NORWALK, Conn. – Don’t expect anything as large as the Port Jefferson ferry to be docking in Norwalk next summer, even if a commercial use permit has been authorized by the Connecticut Department of Energy and Environmental Protection (DEEP).
DEEP has specified in its Certificate of Permission that a boat no longer than 120 feet and wider than about 36 feet wide would be allowed at the Veterans Park visitor’s dock, but the Norwalk Harbor Management Commission (NHMC) is requesting that a professional engineer survey the dock to make sure its capacity is not exceeded by that permission, so as to prevent damage to the dock or the hindering the enjoyment of recreational boaters.
The U.S. Army Corps of Engineers (USACE) is expected to weigh in within a few days with an approval of the proposal to use the docks for commercial purposes, Parks and Recreation Department Director Mike Mocciae said.
This all stems from the mooring of a 130-foot-long Mississippi River-style paddle boat at the dock for more than two years, an arrangement that ended when the dock’s pilings were pulled up during Superstorm Sandy, and the dock’s floats were scattered across the harbor. Ken Hart, owner of Sound Charter Group — the company running the Island Belle — said Monday that his boat did not break the dock. A piling shown in a photograph leaning at a sharp angle had been hit by a barge two months before the storm, he said.
In October 2012, USACE sent Norwalk a letter, notifying the city that it was in violation of its permit, because commercial use was not authorized. The city then began working on an application to allow commercial use at the dock. The application was submitted about 90 days ago.
Mocciae said at Monday’s NHMC meeting that recreational use of the dock by non-Norwalk residents is down, though usage by Norwalkers is up. About four years ago, Norwalk got $150,000 in revenue from the dock, but last year it was $85,000.
The dock’s floats were set loose but were not damaged in Sandy, he said. The pilings were, though. The dock is good for another six to seven years, but he hopes to have money to redesign it in two years, he said. That would be done in accordance to the market, he said.
Commercial use of the dock was approved by the Common Council in 1997, he said.

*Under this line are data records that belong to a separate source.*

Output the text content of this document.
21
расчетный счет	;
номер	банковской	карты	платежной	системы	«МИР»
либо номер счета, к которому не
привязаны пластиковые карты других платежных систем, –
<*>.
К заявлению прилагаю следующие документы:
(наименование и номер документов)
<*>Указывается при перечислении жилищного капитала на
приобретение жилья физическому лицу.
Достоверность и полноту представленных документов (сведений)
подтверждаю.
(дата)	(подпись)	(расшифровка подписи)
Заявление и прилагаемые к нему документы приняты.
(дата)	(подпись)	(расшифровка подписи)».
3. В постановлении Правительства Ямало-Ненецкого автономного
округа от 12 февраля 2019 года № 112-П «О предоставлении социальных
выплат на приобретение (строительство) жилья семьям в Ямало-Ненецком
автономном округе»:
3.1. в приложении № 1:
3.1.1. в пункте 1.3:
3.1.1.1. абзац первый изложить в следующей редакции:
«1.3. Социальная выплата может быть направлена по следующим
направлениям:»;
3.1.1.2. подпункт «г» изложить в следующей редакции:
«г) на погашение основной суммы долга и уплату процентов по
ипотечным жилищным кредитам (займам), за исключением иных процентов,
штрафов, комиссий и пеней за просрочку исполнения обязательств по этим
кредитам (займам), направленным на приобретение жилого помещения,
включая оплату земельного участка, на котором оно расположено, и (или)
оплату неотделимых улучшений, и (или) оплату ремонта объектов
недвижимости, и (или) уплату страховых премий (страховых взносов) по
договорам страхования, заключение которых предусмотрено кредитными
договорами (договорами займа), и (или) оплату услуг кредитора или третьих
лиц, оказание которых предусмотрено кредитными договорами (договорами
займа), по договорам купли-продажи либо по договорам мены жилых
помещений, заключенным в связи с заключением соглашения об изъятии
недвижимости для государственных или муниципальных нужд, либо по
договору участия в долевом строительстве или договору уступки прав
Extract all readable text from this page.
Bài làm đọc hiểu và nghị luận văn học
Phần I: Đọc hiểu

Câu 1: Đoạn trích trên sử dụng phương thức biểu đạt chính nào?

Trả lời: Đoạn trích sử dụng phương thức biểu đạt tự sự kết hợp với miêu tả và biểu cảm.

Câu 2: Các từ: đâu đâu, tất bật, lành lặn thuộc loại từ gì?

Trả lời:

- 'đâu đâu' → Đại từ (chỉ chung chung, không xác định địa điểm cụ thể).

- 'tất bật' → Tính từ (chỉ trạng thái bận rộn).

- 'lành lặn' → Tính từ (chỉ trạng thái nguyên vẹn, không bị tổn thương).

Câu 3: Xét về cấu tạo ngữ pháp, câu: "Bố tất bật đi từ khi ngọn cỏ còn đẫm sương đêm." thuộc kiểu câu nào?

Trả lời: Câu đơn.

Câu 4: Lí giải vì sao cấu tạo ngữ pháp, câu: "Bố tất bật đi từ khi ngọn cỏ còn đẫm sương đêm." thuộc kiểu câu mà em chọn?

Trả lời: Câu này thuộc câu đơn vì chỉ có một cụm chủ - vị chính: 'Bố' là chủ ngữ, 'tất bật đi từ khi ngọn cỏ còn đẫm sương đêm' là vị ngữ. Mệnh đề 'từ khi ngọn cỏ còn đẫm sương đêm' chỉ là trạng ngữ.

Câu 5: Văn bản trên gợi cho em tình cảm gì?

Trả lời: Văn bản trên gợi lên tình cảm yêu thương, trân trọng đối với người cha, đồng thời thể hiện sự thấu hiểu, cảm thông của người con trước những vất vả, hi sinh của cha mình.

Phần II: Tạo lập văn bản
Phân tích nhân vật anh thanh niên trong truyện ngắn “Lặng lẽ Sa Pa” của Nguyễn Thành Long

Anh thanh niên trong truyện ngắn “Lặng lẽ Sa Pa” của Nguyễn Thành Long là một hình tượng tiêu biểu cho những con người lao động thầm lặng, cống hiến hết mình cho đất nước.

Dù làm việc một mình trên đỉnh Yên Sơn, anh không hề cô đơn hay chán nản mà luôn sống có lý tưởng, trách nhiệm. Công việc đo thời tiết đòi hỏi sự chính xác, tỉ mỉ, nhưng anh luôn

“We have never had any letters from the public stating any overuse, any vessels that could not get to the docks,” he said. “I think (a redesign is) going to be dictated over the next years by the economy, which way we are going to go with this.”
The north dock is going back to the location it was in before the recent dredging — 37.4 feet from the federal channel, Coastal Area Planning Consultant Geoff Steadman said. The south dock will be moved back 10 feet to make the face 29 feet back from the federal channel. That was a USACE requirement.
Commercial vessels will be restricted to the outside of the dock, per the Certificate of Permission. They will not be moored at the dock indefinitely, as the Island Belle was. The certificate specifically says that a boat will not be allowed to sit on the bottom.
Uses of the dock have to be consistent with the Harbor Management Plan, Steadman said.
Mocciae attended the NHMC Application Review Committee meeting, which preceded the meeting of the entire commission. That was where the recommendation that an engineer be hired was developed. That survey would be used to assist the Parks and Recreation Committee to work with NHMC to develop detailed policy about the types and sizes of boats that could use the dock.
Committee Chairman Tony D’Andrea said he didn’t want the increased presence of commercial vessels to inhibit recreational boaters, that the dock is an important way to bring visitors to South Norwalk and the Maritime Aquarium.
D’Andrea’s committee meeting featured just a few testy words.
Mocciae asked if he was going to be required to get an engineer every year. “We’ve never had any issues with either of the docks,” Mocciae said.
“We had a issue with this dock. It disappeared,” D’Andrea said. “Let’s not rewrite history.”
“Yes, of course. But we’re not going to have a 120-foot boat there for any period of time,” Mocciae said.
As the committee was talking about hiring an engineer to look at the proposal, Mocciae commented about the amount of money that would cost. “But we’ll take care of it,” he said.
“Safety has a cost,” D’Andrea said.
“It does, because hey, Tone, I get $20,000 to take down dead trees in the city,” Mocciae said. “You know how many dead trees there are? Hundreds of thousands of dollars. So it’s a city cost.”
Commissioners agreed that the recommendations were a “moot point” in some respects because the certificate had already be approved. They said they hoped USACE would take them into consideration and that they wanted them on the record.
They said they had missed their chance to weigh in partially because of last week’s snow storm, which forced the cancellation of a meeting.
The commission voted unanimously to make the recommendations.
Mocciae said at the committee meeting that the Common Council would be happy to develop a policy. He indicated he would hire an engineer to do the survey.
“It’s a big step forward for the city,” Commissioner John Pinto said.
“I think it’s very positive that there is going to be a landing facility for commercial vessels,” D’Andrea said. “It’s going to add a new dynamic as long as it is carefully done.”